Felicia Brabec: The Washtenaw stop will be the 11th stop that I have done in this tour. We have two more that I'm doing after this throughout the state. And, work forward, we talk about at every single one. One of the things that we know right now, we have a shortage of psychiatrists.
Lisa Barry: So, you're having this mental health listening tour event in Ann Arbor to talk about the current state of our mental health system in Michigan. We talked about there's a shortage of providers and professionals. What else can you tell us about the state of our mental health system in Washtenaw County right now?
Felicia Brabec: You know, the thing that we talk about when I get to talk with all the community members throughout the state is, you know, there are some amazing things about our public system, about our community mental health systems. And one of them that continues to come up, and I think is absolutely worthwhile and so beneficial in our communities, are the local partnerships. They are truly embedded in the community and able then to connect clients, again, and their families to the necessary services that, at that particular time, are needed. The other thing that we're asking is, you know, we know that there are these wonderful things about our public mental health system. You know, are there other things? What opportunities do we have? You know, are there things that we might take a look at that we potentially could improve upon that are already in existence, that we can buttress a little more? And, you know, the service can be offered a little bit more comprehensively. And I asked, you know, what barriers do you think, you know, exist?
Lisa Barry: Who else will be participating in this mental health listening to event with you?
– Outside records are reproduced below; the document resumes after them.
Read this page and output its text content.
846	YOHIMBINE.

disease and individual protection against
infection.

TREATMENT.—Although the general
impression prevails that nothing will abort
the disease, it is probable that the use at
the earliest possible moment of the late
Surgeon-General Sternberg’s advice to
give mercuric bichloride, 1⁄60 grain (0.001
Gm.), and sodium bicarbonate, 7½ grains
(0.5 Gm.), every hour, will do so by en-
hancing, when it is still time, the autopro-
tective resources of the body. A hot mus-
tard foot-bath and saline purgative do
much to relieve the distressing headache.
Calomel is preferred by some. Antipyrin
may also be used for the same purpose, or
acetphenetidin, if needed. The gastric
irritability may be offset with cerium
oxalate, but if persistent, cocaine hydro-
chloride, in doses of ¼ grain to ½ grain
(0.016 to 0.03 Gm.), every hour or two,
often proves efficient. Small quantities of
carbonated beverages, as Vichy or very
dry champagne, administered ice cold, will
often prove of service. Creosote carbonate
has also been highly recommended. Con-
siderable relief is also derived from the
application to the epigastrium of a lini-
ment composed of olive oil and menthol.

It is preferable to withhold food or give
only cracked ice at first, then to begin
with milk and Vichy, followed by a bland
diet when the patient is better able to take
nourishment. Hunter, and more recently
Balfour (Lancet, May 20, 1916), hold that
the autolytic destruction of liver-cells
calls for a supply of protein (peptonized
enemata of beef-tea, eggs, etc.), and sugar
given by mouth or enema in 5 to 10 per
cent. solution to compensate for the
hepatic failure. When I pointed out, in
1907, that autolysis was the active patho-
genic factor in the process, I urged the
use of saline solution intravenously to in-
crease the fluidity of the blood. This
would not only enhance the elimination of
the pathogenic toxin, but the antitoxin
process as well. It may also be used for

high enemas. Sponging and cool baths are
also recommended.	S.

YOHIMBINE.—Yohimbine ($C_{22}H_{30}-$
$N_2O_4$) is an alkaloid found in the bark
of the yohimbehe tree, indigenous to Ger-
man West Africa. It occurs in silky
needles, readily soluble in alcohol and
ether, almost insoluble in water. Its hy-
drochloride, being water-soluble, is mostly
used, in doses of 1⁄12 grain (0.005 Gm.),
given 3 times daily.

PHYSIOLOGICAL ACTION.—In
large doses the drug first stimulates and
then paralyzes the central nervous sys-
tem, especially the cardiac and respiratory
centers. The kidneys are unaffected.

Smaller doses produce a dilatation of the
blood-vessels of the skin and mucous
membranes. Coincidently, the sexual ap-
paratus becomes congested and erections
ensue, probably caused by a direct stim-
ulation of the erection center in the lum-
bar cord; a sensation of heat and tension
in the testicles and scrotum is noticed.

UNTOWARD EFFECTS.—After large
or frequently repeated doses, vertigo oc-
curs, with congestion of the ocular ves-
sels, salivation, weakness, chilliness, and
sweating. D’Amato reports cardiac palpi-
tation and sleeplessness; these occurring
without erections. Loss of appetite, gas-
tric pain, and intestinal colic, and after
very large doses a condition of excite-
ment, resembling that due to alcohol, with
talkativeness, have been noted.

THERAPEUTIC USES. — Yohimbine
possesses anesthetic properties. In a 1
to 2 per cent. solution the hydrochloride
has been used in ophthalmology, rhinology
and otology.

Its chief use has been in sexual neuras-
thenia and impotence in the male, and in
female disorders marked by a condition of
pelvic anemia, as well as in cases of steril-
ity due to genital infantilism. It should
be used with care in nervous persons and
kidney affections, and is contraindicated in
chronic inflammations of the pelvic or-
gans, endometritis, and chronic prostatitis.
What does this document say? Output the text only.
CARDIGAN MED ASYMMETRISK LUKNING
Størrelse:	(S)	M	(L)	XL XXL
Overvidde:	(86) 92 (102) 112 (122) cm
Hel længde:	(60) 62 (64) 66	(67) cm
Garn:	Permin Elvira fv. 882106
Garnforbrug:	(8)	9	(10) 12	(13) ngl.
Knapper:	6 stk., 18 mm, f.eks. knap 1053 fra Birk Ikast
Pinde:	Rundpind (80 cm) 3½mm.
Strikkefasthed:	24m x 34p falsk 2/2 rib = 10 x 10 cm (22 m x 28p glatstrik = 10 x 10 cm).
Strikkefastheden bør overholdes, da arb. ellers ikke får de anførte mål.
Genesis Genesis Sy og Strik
Felicia Brabec: So, we're going to have a, you know, the community will be there, and then we have a panel that we're hearing from. And on the panel, we'll have consumers, secondary consumers, first consumers, family members. We are going to have Trish Cortes, the director of our community mental health. We're going to our interview here. We are going to have Ray Rion, who is the director of our federally qualified health center, Packard Health. We're going to have Victor Hong, who is the executive director of psychiatric emergency services at the University of Michigan, and we're going to have Keta Cowan, who is the executive director of Synod Community Services, who is a partner. And so, we're going to have all of these experts, again, through the lens of how we can best serve clients and their families. And then the community will be there. So, it should be a really--we should get a lot of fantastic feedback from all of those folks, both, again, community members and the panelists. And, you know, we're just really looking forward to hearing from folks in Washtenaw County.
Lisa Barry: So, the public is invited. Can you tell us when and where?
Felicia Brabec: Yes. So it's a listening tour is going to be held at the Learning Resource Center on Hogback. We're going to start at 5:00 p.m. If you'd like to come in person, please register because, again, we're having a meeting to make--wanting to make--allowances for COVID. And so, please register. You can go to our site. There's a Facebook event. You can just register that way. We will also be streaming it on my state rep page as well.
Lisa Barry: That's State Representative Felicia Brabec. Thanks for all you do for our mental health here in Washtenaw County.
Felicia Brabec: Thanks, Lisa. So happy to be with you today.